We will demonstrate an end-to-end approach for consistently building conversational interfaces with production-level accuracies that has proven to work well for a number of applications across diverse verticals. Building successful conversational interfaces involves choosing the right use case, collecting clean and relevant data, and breaking down the NLU problem into a series of solvable sub-tasks. All of today's most widely used conversational services have been built using a similar hierarchical NLU pipeline of domain-intent-entity classification that has become an industry standard, which we will discuss in detail.
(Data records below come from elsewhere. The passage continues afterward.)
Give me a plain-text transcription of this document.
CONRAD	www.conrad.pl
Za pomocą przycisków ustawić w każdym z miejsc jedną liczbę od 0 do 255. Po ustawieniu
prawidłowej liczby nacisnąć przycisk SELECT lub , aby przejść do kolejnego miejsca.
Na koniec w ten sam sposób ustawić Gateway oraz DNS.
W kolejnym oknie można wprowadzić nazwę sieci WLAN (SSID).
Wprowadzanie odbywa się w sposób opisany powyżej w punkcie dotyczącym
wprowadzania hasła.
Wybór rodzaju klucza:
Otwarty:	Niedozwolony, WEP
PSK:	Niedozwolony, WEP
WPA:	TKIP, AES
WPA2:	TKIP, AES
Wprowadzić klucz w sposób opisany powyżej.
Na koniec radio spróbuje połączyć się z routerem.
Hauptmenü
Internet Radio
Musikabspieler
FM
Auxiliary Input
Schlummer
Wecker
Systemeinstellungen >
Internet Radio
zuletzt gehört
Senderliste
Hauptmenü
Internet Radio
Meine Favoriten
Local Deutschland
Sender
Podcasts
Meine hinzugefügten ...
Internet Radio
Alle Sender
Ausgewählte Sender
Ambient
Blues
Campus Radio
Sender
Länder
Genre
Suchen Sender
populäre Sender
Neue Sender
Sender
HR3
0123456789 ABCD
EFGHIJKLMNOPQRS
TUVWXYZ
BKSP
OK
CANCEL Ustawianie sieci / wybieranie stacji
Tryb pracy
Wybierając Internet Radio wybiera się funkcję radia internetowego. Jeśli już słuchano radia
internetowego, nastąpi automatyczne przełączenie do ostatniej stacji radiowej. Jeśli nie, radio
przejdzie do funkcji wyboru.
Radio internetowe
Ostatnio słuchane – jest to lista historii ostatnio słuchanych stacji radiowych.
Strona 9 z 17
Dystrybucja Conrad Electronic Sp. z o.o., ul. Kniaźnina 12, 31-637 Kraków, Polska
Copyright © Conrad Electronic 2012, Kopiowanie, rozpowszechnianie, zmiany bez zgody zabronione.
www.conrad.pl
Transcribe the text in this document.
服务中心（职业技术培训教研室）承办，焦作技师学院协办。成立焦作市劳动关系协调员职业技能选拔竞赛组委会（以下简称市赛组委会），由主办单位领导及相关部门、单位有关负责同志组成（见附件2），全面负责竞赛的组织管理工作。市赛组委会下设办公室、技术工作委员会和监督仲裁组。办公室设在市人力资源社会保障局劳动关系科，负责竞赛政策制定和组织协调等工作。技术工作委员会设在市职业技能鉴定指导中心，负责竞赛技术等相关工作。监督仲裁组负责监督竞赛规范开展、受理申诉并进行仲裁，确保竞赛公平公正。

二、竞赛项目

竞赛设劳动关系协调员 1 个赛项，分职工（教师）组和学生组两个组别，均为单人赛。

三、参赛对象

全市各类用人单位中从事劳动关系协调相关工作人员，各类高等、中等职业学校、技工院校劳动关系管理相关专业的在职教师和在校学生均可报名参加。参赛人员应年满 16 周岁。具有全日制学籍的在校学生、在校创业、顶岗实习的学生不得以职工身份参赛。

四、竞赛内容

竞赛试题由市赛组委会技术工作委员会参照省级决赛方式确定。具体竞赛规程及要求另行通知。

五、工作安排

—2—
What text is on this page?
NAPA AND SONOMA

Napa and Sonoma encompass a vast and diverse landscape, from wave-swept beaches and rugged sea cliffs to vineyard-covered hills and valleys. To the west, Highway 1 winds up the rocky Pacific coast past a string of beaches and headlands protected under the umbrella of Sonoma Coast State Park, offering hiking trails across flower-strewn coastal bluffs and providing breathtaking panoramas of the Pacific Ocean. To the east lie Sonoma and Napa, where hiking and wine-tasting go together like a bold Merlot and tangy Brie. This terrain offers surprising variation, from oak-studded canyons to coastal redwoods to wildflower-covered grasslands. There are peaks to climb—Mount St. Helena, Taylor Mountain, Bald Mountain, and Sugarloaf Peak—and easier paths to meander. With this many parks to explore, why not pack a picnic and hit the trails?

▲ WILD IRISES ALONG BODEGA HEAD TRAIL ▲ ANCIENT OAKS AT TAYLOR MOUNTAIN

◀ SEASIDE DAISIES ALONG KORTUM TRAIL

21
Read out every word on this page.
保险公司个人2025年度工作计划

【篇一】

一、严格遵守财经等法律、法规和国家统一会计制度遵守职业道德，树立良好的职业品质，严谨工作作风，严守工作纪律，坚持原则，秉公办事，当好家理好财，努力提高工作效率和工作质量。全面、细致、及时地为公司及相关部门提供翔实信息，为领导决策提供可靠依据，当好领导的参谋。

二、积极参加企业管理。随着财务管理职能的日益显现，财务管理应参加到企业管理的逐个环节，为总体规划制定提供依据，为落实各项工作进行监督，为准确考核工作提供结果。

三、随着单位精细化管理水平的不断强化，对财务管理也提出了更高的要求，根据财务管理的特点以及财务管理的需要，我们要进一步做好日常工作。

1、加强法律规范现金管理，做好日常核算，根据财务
Our architecture further improves on this standard domain-intent-entity classification and dialogue management architecture by leveraging shallow semantic parsing. We observed that NLU systems for industry applications often require more structured representations of entity relations than provided by the standard hierarchy, yet without requiring full semantic or syntactic parses which are often inaccurate on real-world conversational data. We describe our approach and demonstrate how it improves the performance of conversational interfaces for non-trivial use cases.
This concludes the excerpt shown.